Fitting, I suppose, given how much he likes jumping out of nowhere and scaring the shit out of me from time to time. Even my dog, an older member of my family that I've had since high school, isn't safe from Boo's pranks. The poor dog can never get a moment's rest and avoids Boo when he can. The two don't really get along, but I suppose with Oreo's age, he isn't likely to get along with such an energetic little furball. It's good thing that other things catch the little guy's attention, like the couch pillows, the curtains, and whatever bug flies or crawls too close.

It's this that I think about as I make my way home after an early shift at work. Boo always seemed to be following something with his eyes, playfully batting at it or jumping into the air to snap at it with his mouth.
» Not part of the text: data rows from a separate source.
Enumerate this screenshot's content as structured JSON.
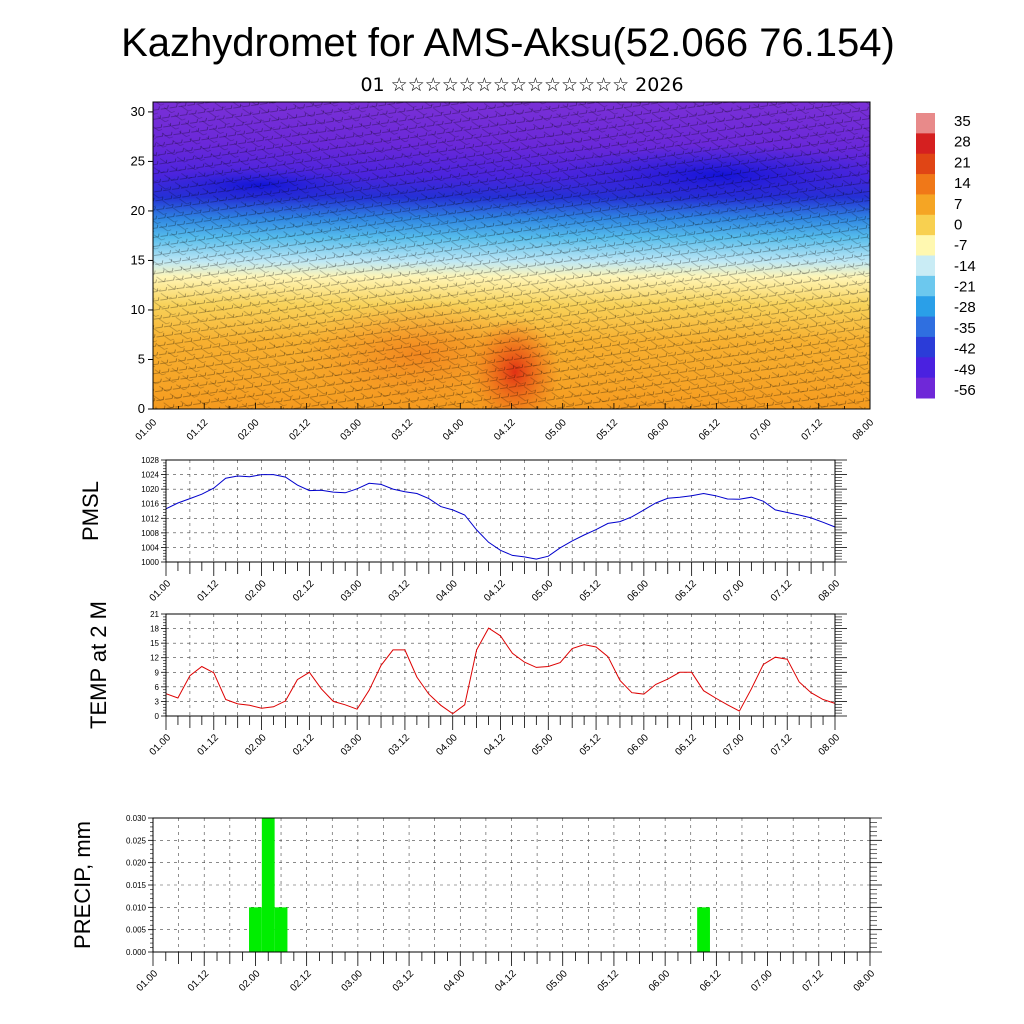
{
  "title": "Kazhydromet for AMS-Aksu(52.066 76.154)",
  "subtitle": "01 ☆☆☆☆☆☆☆☆☆☆☆☆☆☆ 2026",
  "x_ticks": [
    "01.00",
    "01.12",
    "02.00",
    "02.12",
    "03.00",
    "03.12",
    "04.00",
    "04.12",
    "05.00",
    "05.12",
    "06.00",
    "06.12",
    "07.00",
    "07.12",
    "08.00"
  ],
  "chart_data": [
    {
      "id": "cross-section",
      "type": "heatmap",
      "description_of_axes": "time vs height index with wind barbs",
      "ylim": [
        0,
        31
      ],
      "y_ticks": [
        0,
        5,
        10,
        15,
        20,
        25,
        30
      ],
      "colorbar": {
        "labels": [
          "35",
          "28",
          "21",
          "14",
          "7",
          "0",
          "-7",
          "-14",
          "-21",
          "-28",
          "-35",
          "-42",
          "-49",
          "-56"
        ],
        "colors": [
          "#e88a8a",
          "#d52020",
          "#e04515",
          "#f07818",
          "#f5a524",
          "#f8d050",
          "#fff8b0",
          "#c9ecf5",
          "#6cc8ee",
          "#2a9fe8",
          "#2f6fe0",
          "#2b3cd8",
          "#4a21e0",
          "#6f28d8"
        ]
      }
    },
    {
      "id": "pmsl",
      "type": "line",
      "ylabel": "PMSL",
      "ylim": [
        1000,
        1028
      ],
      "y_ticks": [
        "1000",
        "1004",
        "1008",
        "1012",
        "1016",
        "1020",
        "1024",
        "1028"
      ],
      "color": "#0000cc",
      "x": [
        0,
        3,
        6,
        9,
        12,
        15,
        18,
        21,
        24,
        27,
        30,
        33,
        36,
        39,
        42,
        45,
        48,
        51,
        54,
        57,
        60,
        63,
        66,
        69,
        72,
        75,
        78,
        81,
        84,
        87,
        90,
        93,
        96,
        99,
        102,
        105,
        108,
        111,
        114,
        117,
        120,
        123,
        126,
        129,
        132,
        135,
        138,
        141,
        144,
        147,
        150,
        153,
        156,
        159,
        162,
        165,
        168
      ],
      "values": [
        1014.6,
        1016.2,
        1017.4,
        1018.6,
        1020.3,
        1023.0,
        1023.6,
        1023.4,
        1024.0,
        1024.0,
        1023.3,
        1021.1,
        1019.6,
        1019.7,
        1019.2,
        1019.0,
        1020.1,
        1021.6,
        1021.3,
        1020.0,
        1019.3,
        1018.8,
        1017.4,
        1015.2,
        1014.3,
        1012.9,
        1008.8,
        1005.4,
        1003.2,
        1001.8,
        1001.4,
        1000.8,
        1001.6,
        1003.9,
        1005.8,
        1007.4,
        1008.9,
        1010.6,
        1011.1,
        1012.4,
        1014.3,
        1016.2,
        1017.5,
        1017.8,
        1018.2,
        1018.8,
        1018.2,
        1017.3,
        1017.2,
        1017.8,
        1016.7,
        1014.3,
        1013.6,
        1012.9,
        1012.1,
        1010.9,
        1009.6
      ]
    },
    {
      "id": "temp2m",
      "type": "line",
      "ylabel": "TEMP at 2 M",
      "ylim": [
        0,
        21
      ],
      "y_ticks": [
        "0",
        "3",
        "6",
        "9",
        "12",
        "15",
        "18",
        "21"
      ],
      "color": "#dd0000",
      "x": [
        0,
        3,
        6,
        9,
        12,
        15,
        18,
        21,
        24,
        27,
        30,
        33,
        36,
        39,
        42,
        45,
        48,
        51,
        54,
        57,
        60,
        63,
        66,
        69,
        72,
        75,
        78,
        81,
        84,
        87,
        90,
        93,
        96,
        99,
        102,
        105,
        108,
        111,
        114,
        117,
        120,
        123,
        126,
        129,
        132,
        135,
        138,
        141,
        144,
        147,
        150,
        153,
        156,
        159,
        162,
        165,
        168
      ],
      "values": [
        4.6,
        3.7,
        8.3,
        10.2,
        8.9,
        3.4,
        2.5,
        2.2,
        1.6,
        1.9,
        3.1,
        7.5,
        9.0,
        5.6,
        3.0,
        2.3,
        1.4,
        5.3,
        10.4,
        13.6,
        13.6,
        8.0,
        4.5,
        2.2,
        0.5,
        2.3,
        13.6,
        18.1,
        16.5,
        12.9,
        11.1,
        10.0,
        10.2,
        11.0,
        13.9,
        14.7,
        14.2,
        12.2,
        7.3,
        4.8,
        4.5,
        6.5,
        7.6,
        9.0,
        9.0,
        5.2,
        3.7,
        2.3,
        1.0,
        5.6,
        10.6,
        12.1,
        11.7,
        7.0,
        4.8,
        3.4,
        2.6
      ]
    },
    {
      "id": "precip",
      "type": "bar",
      "ylabel": "PRECIP, mm",
      "ylim": [
        0,
        0.03
      ],
      "y_ticks": [
        "0.000",
        "0.005",
        "0.010",
        "0.015",
        "0.020",
        "0.025",
        "0.030"
      ],
      "color": "#00ee00",
      "bars": [
        {
          "start": 22.5,
          "end": 25.5,
          "value": 0.01
        },
        {
          "start": 25.5,
          "end": 28.5,
          "value": 0.03
        },
        {
          "start": 28.5,
          "end": 31.5,
          "value": 0.01
        },
        {
          "start": 127.5,
          "end": 130.5,
          "value": 0.01
        }
      ]
    }
  ]
}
I've found a number of spiders and moths on the foot of my bed from these antics. Once or twice there was even a small bird, though I don't know how he would have managed to catch any of those. He's not able to get outside. No matter how disgusted or upset I am with his gifts, however, he always responds with a cute little stretch and a tilt upwards of the head, seeming rather proud of himself. Sometimes it even seems like he's smiling at me and while waking up to a bed full of bugs isn't all that great, I can't stay mad at him for long. As I unlock my apartment door and step through, I decide I should buy him a new toy. The last few are already torn to shreds and it won't be long before he decides to drag his claws through the curtains again. But the first thing on my schedule is a nap. It's been quite a while since I've been up this early, let alone working hard labor while I'm at it, and I'm utterly exhausted. A few hours of rest won't hurt.

I head straight to my bedroom, kicking off my shoes at the front door and throwing my jacket on the back of the couch as I pass through. I've barely stepped through my rooms door when a cold stone drops in my stomach and it feels like my lungs have been momentarily deflated. A split second later, my eyes fall onto the black and white mass of my dog at the foot of my bed; his shaggy hair is torn out in patches and in a disarray, his body still and his back twisted in an unnatural way.

Not a moment after, Boo jumps up onto my bed from the side opposite of me and I jump even more than I usually would have. It's enough to pull me out of my shock and finally take in a deep, shaky breath. There's already a pressure building up between my eyes and a lump forming in my throat.

Boo arches his back, pushing up onto his toes. He sits down, tail waving lazily and head tilted back, seeming rather proud of himself. It even seems like he's smiling at me.